QUIT – Phone: 0800 00 22 00.
Eating a healthy diet can reduce your chances of developing vascular disease. A balanced diet can not only keep your weight, cholesterol and blood pressure under control, but it can also prevent against fatty deposits building up in your arteries. It can also reduce your risk of getting Type 2 diabetes.
Make sure you include plenty of fruit, vegetables and starchy foods, like wholegrain bread, pasta and rice, and reduce the amount of saturated fat, salt and sugar you include in your diet.
- Fruits and vegetables – There is good evidence that eating at least five portions of fruit and veg a day can lower the risk of vascular disease. Why not sign up to the Change 4 life Fruit & Veg Boost and receive FREE recipes, useful hints and tips and shopping advice! See the website here.
- Fats – We all need some fat in our diet; it is a good source of energy and provides essential fatty acids which our bodies cannot make themselves. However, eating too much saturated fat, can raise the level of cholesterol in your blood and increase your risk of vascular disease. Try cutting back on the total amount of fat you eat and replace saturated fats with monounsaturated and polyunsaturated fats.

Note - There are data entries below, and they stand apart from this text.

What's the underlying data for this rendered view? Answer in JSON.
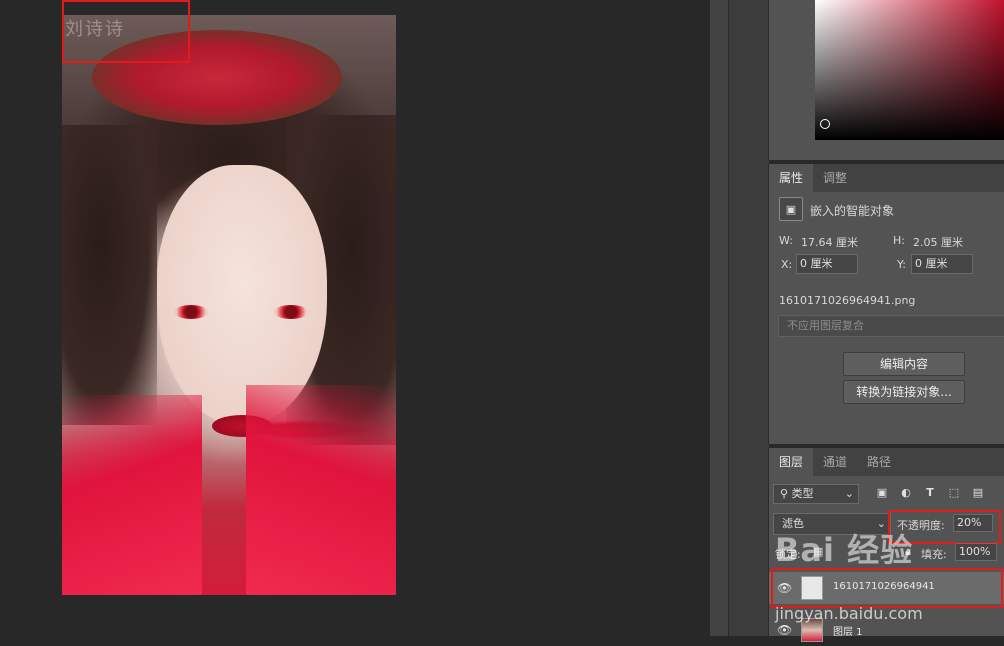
{
  "canvas": {
    "watermark_text": "刘诗诗"
  },
  "properties_panel": {
    "tabs": [
      {
        "label": "属性",
        "active": true
      },
      {
        "label": "调整",
        "active": false
      }
    ],
    "object_type_label": "嵌入的智能对象",
    "w_label": "W:",
    "w_value": "17.64 厘米",
    "h_label": "H:",
    "h_value": "2.05 厘米",
    "x_label": "X:",
    "x_value": "0 厘米",
    "y_label": "Y:",
    "y_value": "0 厘米",
    "filename": "1610171026964941.png",
    "layer_comp_select": "不应用图层复合",
    "edit_contents_button": "编辑内容",
    "convert_linked_button": "转换为链接对象..."
  },
  "layers_panel": {
    "tabs": [
      {
        "label": "图层",
        "active": true
      },
      {
        "label": "通道",
        "active": false
      },
      {
        "label": "路径",
        "active": false
      }
    ],
    "filter_select": "类型",
    "blend_mode": "滤色",
    "opacity_label": "不透明度:",
    "opacity_value": "20%",
    "lock_label": "锁定:",
    "fill_label": "填充:",
    "fill_value": "100%",
    "layers": [
      {
        "name": "1610171026964941",
        "selected": true,
        "visible": true
      },
      {
        "name": "图层 1",
        "selected": false,
        "visible": true
      }
    ]
  },
  "watermark": {
    "brand": "Bai 经验",
    "url": "jingyan.baidu.com"
  },
  "colors": {
    "highlight_box": "#e21a1a",
    "panel_bg": "#535353",
    "canvas_bg": "#282828"
  }
}
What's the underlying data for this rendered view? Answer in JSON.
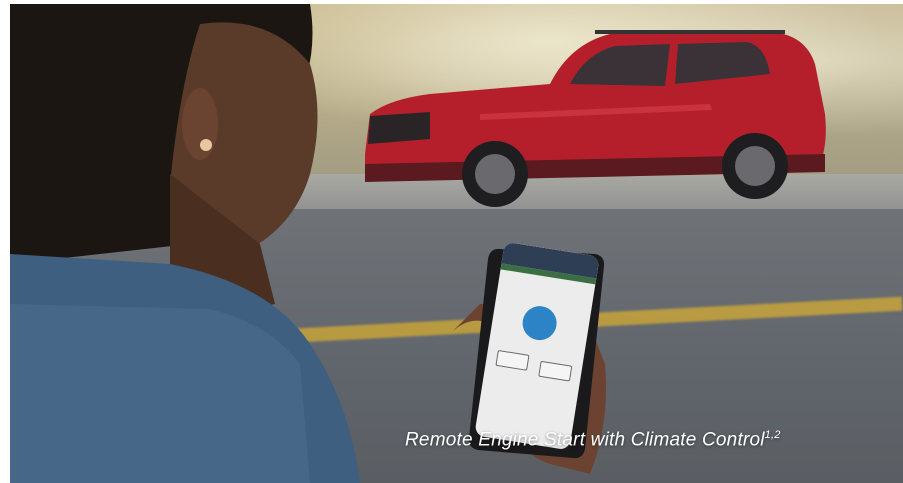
{
  "caption": {
    "text": "Remote Engine Start with Climate Control",
    "superscript": "1,2"
  },
  "colors": {
    "car_red": "#b51f2b",
    "road_line_yellow": "#c7a43a",
    "app_start_button_blue": "#2c84c6",
    "app_header_navy": "#2d3e55"
  },
  "scene": {
    "subject": "person holding smartphone with vehicle app",
    "background": "red SUV parked on street"
  }
}
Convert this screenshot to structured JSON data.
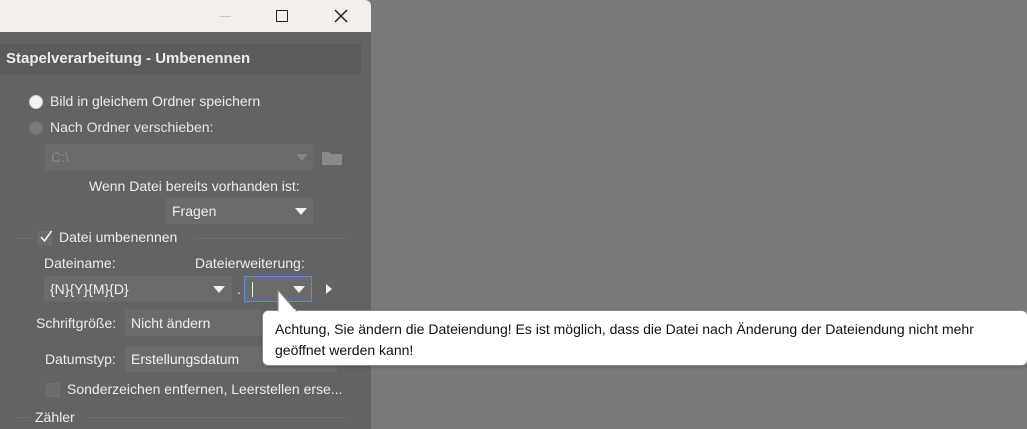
{
  "window": {
    "minimize_icon": "minimize-icon",
    "maximize_icon": "maximize-icon",
    "close_icon": "close-icon"
  },
  "dialog": {
    "title": "Stapelverarbeitung - Umbenennen",
    "save": {
      "same_folder_label": "Bild in gleichem Ordner speichern",
      "move_folder_label": "Nach Ordner verschieben:",
      "folder_path": "C:\\",
      "folder_icon": "folder-icon",
      "exists_label": "Wenn Datei bereits vorhanden ist:",
      "exists_value": "Fragen"
    },
    "rename": {
      "section_label": "Datei umbenennen",
      "filename_label": "Dateiname:",
      "filename_value": "{N}{Y}{M}{D}",
      "extension_label": "Dateierweiterung:",
      "dot": ".",
      "extension_value": "",
      "fontsize_label": "Schriftgröße:",
      "fontsize_value": "Nicht ändern",
      "datetype_label": "Datumstyp:",
      "datetype_value": "Erstellungsdatum",
      "special_chars_label": "Sonderzeichen entfernen, Leerstellen erse..."
    },
    "counter_label": "Zähler"
  },
  "tooltip": {
    "text": "Achtung, Sie ändern die Dateiendung! Es ist möglich, dass die Datei nach Änderung der Dateiendung nicht mehr geöffnet werden kann!"
  },
  "colors": {
    "dialog_bg": "#636363",
    "backdrop": "#7a7a7a",
    "focus_border": "#5b8fd1"
  }
}
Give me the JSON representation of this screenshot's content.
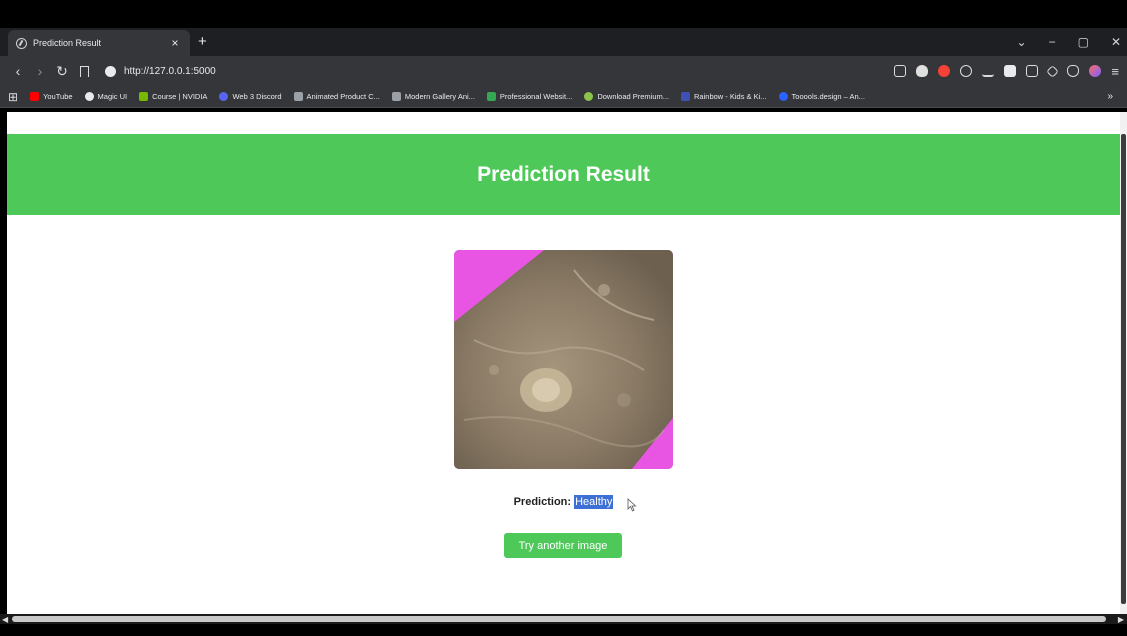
{
  "browser": {
    "tab_title": "Prediction Result",
    "tab_close": "×",
    "new_tab": "+",
    "url": "http://127.0.0.1:5000",
    "window_controls": [
      "⌄",
      "−",
      "▢",
      "✕"
    ],
    "bookmarks_more": "»",
    "bookmarks": [
      {
        "label": "YouTube",
        "color": "#ff0000"
      },
      {
        "label": "Magic UI",
        "color": "#e8eaed"
      },
      {
        "label": "Course | NVIDIA",
        "color": "#76b900"
      },
      {
        "label": "Web 3 Discord",
        "color": "#5865f2"
      },
      {
        "label": "Animated Product C...",
        "color": "#9aa0a6"
      },
      {
        "label": "Modern Gallery Ani...",
        "color": "#9aa0a6"
      },
      {
        "label": "Professional Websit...",
        "color": "#34a853"
      },
      {
        "label": "Download Premium...",
        "color": "#8bc34a"
      },
      {
        "label": "Rainbow - Kids & Ki...",
        "color": "#3f51b5"
      },
      {
        "label": "Tooools.design – An...",
        "color": "#2962ff"
      }
    ]
  },
  "page": {
    "header_title": "Prediction Result",
    "header_color": "#4fc85a",
    "prediction_label": "Prediction:",
    "prediction_value": "Healthy",
    "button_label": "Try another image",
    "image_bg_color": "#e755e2"
  }
}
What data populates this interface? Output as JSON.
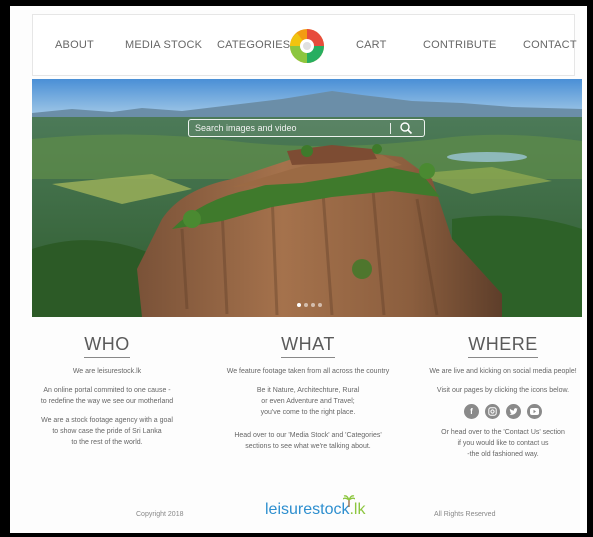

- Salt – Eating too much salt can raise your blood pressure. By reducing the amount of salt you consume you can lower blood pressure and reduce your risk of vascular disease, heart attack and stroke.
Exercise is key to vascular health too. Exercise keeps us all fit and healthy, and for patients with vascular disease it can be particularly important. Patients with peripheral vascular disease can improve their symptoms and ability to mobilise, by undertaking a specific exercise programme. Patients who require an operation, both major and minor, can improve their recovery rate by being fitter and healthier beforehand. Could this be the right time for you to increase your level of exercise? Start with simple goals, and slowly build up your own exercise regime.